Thursday, August 03, 2006

The Best Part is the Blessing


I was talking with my friend Phil Amerson this afternoon while he is out in San Diego. He is there attending a conference on Church Redevelopment. He's giving a speech on urban ministry and he wanted to read me some things he had put together. It's going to be one heck of a speech, I can tell. He talked about being a five year old and hearing a man call for his father, the preacher, from out in the street. Even at that young age, he said, he knew such sounds. And even though the man was using curse words in his calling out for his father, he knew that his father's presence with the man was redemptive. Phil says, "redemption is beautiful." He went on to say -- we've given up on redemption. I'm afraid he is right. I was talking with my friend Chad today and he was telling me about the district superintendent who told him and his congregation that he was being appointed there "as hospice." In other words he was telling the congregation, and this new young pastor, that they were dead. We have sold ourselves out for technique. We think that if we just did things right then everything would be okay. That's just not so. We can't fix the system. We can't even fix each other.
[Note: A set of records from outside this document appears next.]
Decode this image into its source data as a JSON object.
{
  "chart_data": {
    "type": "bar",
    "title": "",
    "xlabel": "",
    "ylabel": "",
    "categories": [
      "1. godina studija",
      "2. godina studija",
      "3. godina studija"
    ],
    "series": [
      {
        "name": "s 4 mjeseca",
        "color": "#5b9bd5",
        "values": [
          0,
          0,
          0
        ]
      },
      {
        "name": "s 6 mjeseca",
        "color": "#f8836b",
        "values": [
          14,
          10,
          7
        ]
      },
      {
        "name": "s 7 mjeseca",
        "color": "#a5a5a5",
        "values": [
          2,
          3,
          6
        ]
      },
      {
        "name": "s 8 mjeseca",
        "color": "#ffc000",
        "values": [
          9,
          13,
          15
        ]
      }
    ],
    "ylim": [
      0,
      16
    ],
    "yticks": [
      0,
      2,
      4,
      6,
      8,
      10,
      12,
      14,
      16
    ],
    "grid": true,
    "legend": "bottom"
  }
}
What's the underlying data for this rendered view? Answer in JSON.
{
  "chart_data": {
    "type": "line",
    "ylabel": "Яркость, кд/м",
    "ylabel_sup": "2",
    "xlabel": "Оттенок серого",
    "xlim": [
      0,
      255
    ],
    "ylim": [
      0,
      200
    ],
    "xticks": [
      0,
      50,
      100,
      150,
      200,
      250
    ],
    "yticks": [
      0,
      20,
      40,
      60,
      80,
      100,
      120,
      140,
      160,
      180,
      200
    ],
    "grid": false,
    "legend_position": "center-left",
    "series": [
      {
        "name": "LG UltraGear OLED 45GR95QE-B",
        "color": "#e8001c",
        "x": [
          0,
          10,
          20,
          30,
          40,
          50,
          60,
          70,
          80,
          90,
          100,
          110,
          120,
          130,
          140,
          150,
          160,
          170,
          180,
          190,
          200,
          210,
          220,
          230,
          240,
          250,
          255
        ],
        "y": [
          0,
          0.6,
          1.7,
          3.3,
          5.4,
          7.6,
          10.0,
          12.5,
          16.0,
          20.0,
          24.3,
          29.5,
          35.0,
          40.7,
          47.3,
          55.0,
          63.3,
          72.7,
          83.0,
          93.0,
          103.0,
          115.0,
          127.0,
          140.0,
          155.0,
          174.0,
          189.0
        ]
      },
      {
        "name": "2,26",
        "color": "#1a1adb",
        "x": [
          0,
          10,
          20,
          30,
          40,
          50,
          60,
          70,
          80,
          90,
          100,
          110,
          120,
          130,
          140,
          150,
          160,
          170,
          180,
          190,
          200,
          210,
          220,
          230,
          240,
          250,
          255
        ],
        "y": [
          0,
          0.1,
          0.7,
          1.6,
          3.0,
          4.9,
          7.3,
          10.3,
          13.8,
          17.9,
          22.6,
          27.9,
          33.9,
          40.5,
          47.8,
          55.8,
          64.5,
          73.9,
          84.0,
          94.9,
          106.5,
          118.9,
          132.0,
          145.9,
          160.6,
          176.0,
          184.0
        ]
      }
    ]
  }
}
Tonight I was on a panel on Health Care at a community forum at another church in our city. I was glad to be there. The keynote speaker -- a physician and politician from Kentucky was brilliant. But before he spoke and before the panelists spoke - there were testimonies from five people who have struggled with the high cost of health care and the effect on their lives and their families. They were moving and each one different. They all told a little different story of what it's like to be caught in a trap that they cannot find their way out. A grandmother spoke about her "million dollar grandson." She and her husband have lost their house as they have been helping their daughter and her husband to keep the medicine coming that the child needs to stay alive...and to keep the oxygen tank rented so that it wouldn't be repossessed when they child still needed it to breath. A man read a letter from his wife, who was supposed to be there to testify, but she was too ill. The letter ended with her cry that she sometimes wished she was dead so that she would no longer be a burden on her family. After the evening was over an acquaintenance came over to speak to me. The man with her thanked me for my words. She didn't. She said, "I wish we would have taken up an offering for Mr. Cooper [one of the testifiers] -- but I felt like they were just window dressing/entertainment for the experts." She took off her glasses as her eyes and nose glowed red -- "I don't like it when we do that." I understand her frustration. It would have been the one truly helpful thing that might have happened tonight. Every thing else was so much hot air -- and self congratulation that we all recognize the problem and that something must be done. But in the meantime we simply walk away from the stories that are shared. We don't talk with each other. Pray with each other. Encourage each other. We just look uncomfortable and move to the other side of the room and try not to make eye contact.

Back to urban ministry and Chad. I said to Phil what I had said to Chad earlier in the day. "Wouldn't it be great if a district superintendent would come to each of the churches in the city, would lay her/his hands on each member of the congregation -- would offer a word of thanksgiving to the gathered church -- in thanks for staying in the city when so many across the years had fled. Thank them for the blessing they are to the denomination. Thank them for bearing witness across the years to the grace and abundance of God in the midst of a downhill slide and increasing poverty. And then anoint each person in the congregation with oil." Why is it so hard to imagine such a thing. Instead all that can be imagined is that we would offer the latest technique to solve the problem. I don't mind the techniques. Some of them are quite good. They are good. But they aren't God. And that's the problem. There are plenty who will bear witness to the efficacy of the latest techniques...but instead of holding onto both the technique and the blessing -- the trust and faith in the redemptive power of God -- we think we can only have the technique and not the blessing. Man that sucks. The best part is the blessing. It's like getting oreos with all the insides scraped out.

Let me tell you I feel uncomfortable a lot -- a whole lot. The tears of the woman at the meeting tonight are a reminder that redemption is what we have to offer. Not answers - but listening and praying with each other...Not avoiding each other because we don't have an answer. So...my goal for tomorrow is to remember the best part is the blessing -- to offer it when I don't have any answers especially.